When considering oncoplastic surgery for breast cancer treatment, a woman may not be obligated to have surgery on the unaffected side.
Gardfjell, A. et. al.
Patient satisfaction after unilateral oncoplastic volume displacement surgery for breast cancer, evaluated with the BREAST-Q™
World J Surg Oncol 2019 Jun 5;17(1):96
Oncoplastic surgery is being used increasingly for breast cancer treatment. When a lumpectomy (partial mastectomy) is decided upon, an oncoplastic technique can remove enough tissue to clear the disease and, at the same time, restore breast shape. This is done by repositioning some of the remaining tissue within the breast. Often, surgery on the contralateral (nondiseased) breast is performed at the same time to achieve breast symmetry. It is expected that this symmetry will result in the highest patient satisfaction.
These investigators, working in Sweden, questioned the necessity of contralateral surgery. They enrolled over 140 women who had received oncoplastic surgery for breast cancer and who had no surgery on the opposite breast. These women were at least 1 year out from radiation therapy. They completed questionnaires that addressed breast satisfaction, psychosocial well-being and sexual well-being.

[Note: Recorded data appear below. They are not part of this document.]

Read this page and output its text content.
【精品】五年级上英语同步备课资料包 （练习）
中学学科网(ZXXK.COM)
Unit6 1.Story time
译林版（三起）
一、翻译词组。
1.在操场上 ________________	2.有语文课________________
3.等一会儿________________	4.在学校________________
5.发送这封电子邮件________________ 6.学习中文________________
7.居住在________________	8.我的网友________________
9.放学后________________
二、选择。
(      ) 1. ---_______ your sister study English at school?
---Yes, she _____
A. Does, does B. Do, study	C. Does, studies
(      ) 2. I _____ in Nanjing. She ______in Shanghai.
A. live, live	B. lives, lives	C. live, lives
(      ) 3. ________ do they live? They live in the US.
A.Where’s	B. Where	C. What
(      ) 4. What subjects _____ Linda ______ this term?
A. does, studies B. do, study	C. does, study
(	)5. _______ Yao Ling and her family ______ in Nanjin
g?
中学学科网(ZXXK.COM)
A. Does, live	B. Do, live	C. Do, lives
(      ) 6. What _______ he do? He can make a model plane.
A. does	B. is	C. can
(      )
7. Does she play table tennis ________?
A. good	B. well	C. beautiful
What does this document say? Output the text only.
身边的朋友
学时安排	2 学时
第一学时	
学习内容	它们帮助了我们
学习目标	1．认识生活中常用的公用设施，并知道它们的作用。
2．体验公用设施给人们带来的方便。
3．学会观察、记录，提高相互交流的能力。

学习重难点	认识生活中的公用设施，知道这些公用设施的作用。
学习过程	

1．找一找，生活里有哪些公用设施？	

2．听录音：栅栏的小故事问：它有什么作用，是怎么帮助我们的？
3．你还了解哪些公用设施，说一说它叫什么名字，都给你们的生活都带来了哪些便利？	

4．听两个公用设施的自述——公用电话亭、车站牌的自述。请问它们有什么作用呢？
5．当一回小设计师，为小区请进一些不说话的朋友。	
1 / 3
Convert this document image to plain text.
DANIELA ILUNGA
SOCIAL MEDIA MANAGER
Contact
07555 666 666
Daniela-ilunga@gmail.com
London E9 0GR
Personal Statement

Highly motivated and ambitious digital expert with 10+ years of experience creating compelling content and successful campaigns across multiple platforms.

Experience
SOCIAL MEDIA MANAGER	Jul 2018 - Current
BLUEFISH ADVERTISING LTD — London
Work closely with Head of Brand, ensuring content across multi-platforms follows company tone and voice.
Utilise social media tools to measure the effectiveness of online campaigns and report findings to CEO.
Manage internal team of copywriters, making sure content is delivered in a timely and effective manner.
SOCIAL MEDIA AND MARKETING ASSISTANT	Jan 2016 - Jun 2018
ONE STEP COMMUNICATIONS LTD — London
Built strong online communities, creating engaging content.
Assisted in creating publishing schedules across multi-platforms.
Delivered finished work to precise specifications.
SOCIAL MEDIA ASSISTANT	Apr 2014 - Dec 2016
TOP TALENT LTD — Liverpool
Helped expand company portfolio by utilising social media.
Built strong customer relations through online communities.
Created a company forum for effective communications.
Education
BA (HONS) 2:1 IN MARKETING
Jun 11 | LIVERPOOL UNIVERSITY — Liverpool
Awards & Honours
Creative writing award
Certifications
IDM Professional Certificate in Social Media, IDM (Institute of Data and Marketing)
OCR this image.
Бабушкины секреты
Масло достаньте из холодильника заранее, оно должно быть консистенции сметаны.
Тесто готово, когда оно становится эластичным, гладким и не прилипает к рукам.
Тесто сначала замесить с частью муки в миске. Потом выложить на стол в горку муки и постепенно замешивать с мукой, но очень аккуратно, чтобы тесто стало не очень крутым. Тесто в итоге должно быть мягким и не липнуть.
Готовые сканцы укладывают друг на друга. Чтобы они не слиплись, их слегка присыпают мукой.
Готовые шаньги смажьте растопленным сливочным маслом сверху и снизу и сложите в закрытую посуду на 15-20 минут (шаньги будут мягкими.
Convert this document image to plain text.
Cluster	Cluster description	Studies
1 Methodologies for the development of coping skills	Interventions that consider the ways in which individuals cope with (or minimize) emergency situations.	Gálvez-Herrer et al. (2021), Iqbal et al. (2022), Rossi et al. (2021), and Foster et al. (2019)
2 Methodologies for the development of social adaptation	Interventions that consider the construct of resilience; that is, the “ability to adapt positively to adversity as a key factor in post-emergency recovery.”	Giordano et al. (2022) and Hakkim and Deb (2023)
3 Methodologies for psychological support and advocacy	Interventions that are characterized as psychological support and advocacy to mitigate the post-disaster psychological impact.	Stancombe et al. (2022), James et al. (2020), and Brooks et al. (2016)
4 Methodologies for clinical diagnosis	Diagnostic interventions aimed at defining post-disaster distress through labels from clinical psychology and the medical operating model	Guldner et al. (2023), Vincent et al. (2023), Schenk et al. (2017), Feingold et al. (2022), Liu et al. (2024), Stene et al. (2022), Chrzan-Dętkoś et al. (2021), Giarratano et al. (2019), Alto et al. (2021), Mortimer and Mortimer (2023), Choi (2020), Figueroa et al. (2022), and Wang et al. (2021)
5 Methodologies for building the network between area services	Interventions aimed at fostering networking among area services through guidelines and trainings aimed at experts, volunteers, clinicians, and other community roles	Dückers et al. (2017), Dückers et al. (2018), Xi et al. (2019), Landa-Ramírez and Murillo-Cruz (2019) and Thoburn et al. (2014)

Regarding breast appearance, a large number of participants expressed satisfaction with the appearance (88.3%), size (86.7%) and shape (88.3%) of the operated breast. Additionally, a large number of women (78.3%) expressed satisfaction with the symmetry between their breasts. Women who had full axillary lymph node dissections, neoadjuvant chemotherapy and low breast density tended to be less pleased with the appearance of their breasts.
Only 11% of the women expressed interest in surgery on the contralateral breast for symmetry.
This study supports consideration of only performing oncoplastic surgery on the breast that contains cancer and leaving the unaffected breast alone. It is possible that operating on the unaffected breast for symmetry is not necessary for many women, and that breast size and shape after unilateral surgery are equivalent (or close to equivalent) more often than expected.
However, one should consider that these women – over a year out from their treatments – simply had no interest in returning to surgery after having resumed all of their life routines. Additionally, the women in this study may not reflect the experiences of women in other nations, where breast size and cultural beliefs would make bilateral oncoplastic surgery more desirable. Nonetheless, this information could be reassuring to a woman and her surgeon if they decided, for whatever reason, to only operate on the affected breast.